Are companies/institutions using your investment as part of their CSR Corporate Social Responsibility plan? Can they use it as carbon credits, for the media? What are you seeing interest in there?
A7: Yes, companies/institutions could use an investment in either our green bonds or our shares as part of their Corporate Social Responsibility plan. The projects we invest in currently offset 321,667 tonnes of CO2 equivalent emission, and any investor would be able to point to their support of that emission reduction.
Any advantages with you being Canadian for US/foreign investors? Explain.
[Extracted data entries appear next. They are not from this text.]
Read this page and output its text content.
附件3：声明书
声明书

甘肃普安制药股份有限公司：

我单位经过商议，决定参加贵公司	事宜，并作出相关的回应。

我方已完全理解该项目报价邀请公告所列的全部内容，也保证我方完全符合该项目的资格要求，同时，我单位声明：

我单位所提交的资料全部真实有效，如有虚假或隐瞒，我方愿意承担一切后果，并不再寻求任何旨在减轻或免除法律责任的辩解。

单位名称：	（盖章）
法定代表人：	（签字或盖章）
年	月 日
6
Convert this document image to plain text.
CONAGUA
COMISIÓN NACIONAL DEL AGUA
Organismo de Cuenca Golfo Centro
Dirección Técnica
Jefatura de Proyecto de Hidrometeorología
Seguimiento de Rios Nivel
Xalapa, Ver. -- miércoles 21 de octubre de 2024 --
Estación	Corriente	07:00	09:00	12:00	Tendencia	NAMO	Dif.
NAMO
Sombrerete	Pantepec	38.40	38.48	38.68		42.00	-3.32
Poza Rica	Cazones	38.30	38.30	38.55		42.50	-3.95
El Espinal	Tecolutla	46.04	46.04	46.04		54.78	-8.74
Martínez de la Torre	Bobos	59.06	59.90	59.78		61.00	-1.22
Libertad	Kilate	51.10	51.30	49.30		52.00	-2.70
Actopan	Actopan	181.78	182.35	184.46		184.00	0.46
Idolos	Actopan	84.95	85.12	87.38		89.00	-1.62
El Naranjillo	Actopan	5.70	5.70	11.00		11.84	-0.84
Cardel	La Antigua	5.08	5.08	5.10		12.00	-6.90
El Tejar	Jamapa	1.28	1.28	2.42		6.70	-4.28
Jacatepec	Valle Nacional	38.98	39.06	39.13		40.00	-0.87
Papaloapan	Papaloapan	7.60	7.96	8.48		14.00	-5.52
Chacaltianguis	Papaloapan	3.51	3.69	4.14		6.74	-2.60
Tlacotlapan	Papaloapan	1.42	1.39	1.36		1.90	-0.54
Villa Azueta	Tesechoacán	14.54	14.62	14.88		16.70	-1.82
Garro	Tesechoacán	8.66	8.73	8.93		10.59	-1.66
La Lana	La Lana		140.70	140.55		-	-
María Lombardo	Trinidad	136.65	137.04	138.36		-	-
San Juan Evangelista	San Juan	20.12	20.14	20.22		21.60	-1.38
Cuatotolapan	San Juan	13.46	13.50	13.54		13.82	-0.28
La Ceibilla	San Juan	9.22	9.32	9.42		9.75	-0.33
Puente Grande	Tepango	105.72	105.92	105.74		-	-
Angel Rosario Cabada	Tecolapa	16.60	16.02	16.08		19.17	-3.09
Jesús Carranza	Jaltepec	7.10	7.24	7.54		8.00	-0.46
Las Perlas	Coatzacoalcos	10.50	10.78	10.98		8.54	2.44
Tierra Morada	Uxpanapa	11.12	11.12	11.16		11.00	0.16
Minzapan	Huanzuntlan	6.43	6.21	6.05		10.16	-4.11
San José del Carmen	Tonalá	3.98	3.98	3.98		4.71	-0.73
A8: The Canadian securities regulations require a high degree of disclosure and transparency so that fact that we are traded on the Canadian exchange may be an advantage for some foreign investors. The fact that we trade in Canadian dollars may also be some advantage to either US/foreign investors who are looking to increase their exposure to the Canadian dollar. Some investors in very low interest rate environments such as Europe or Japan may also find the 6% yield on our green bonds very attractive. Even in the United States, a 6% yield on the bonds look attractive.
About RE Royalties
RE Royalties Ltd. is a specialty finance company created in 2016 that creates stable long-term cash flow streams by utilizing a royalty financing model to provide loans to, and acquires revenue-based royalties from, renewable and clean energy projects and companies globally. The company’s mission is to provide innovative financing for climate change solutions. RE Royalties is a publicly traded company on the TSX Venture Exchange under the symbol “RE”, and the first to pioneer the royalty-financing model for renewable energy projects.
Bio – Peter Leighton, Chief Operating Officer and Co-founder, RE Royalties
Peter Leighton is an experienced renewable energy executive with over 20 years of experience in project development and mergers and acquisitions in the energy sector. He is the Co-Founder and Chief Operating Officer of RE Royalties, an innovative finance company specializing in renewable energy. With climate change a pressing issue globally, RE Royalties has become an important source of capital for renewable energy projects. In 2016, RE Royalties officially launched as the first company to take the royalty-financing model, well proven in other industries, and apply it to the renewable energy sector. RE Royalties is a publicly traded company on the TSX Venture Exchange under the symbol “RE”.
Peter is the former President and Chief Operating Officer of Finavera, where he delivered $750 million worth of wind energy projects from the embryonic stages of development through to the ready to build stage. He also worked as the Chief Operating Officer of Accenture’s Business Services for Utilities, the Director of Clean Energy B.C. from 2010 to 2016, and Health Shared Services B.C. from 2009 to 2018. This year Peter was named as an Honouree to Canada’s Clean50 for 2020. Peter holds a Bachelor of Science Degree (BSc) in Geography/ Geology from Queen’s University and a Master, Business Administration (MBA) from the University of British Columbia.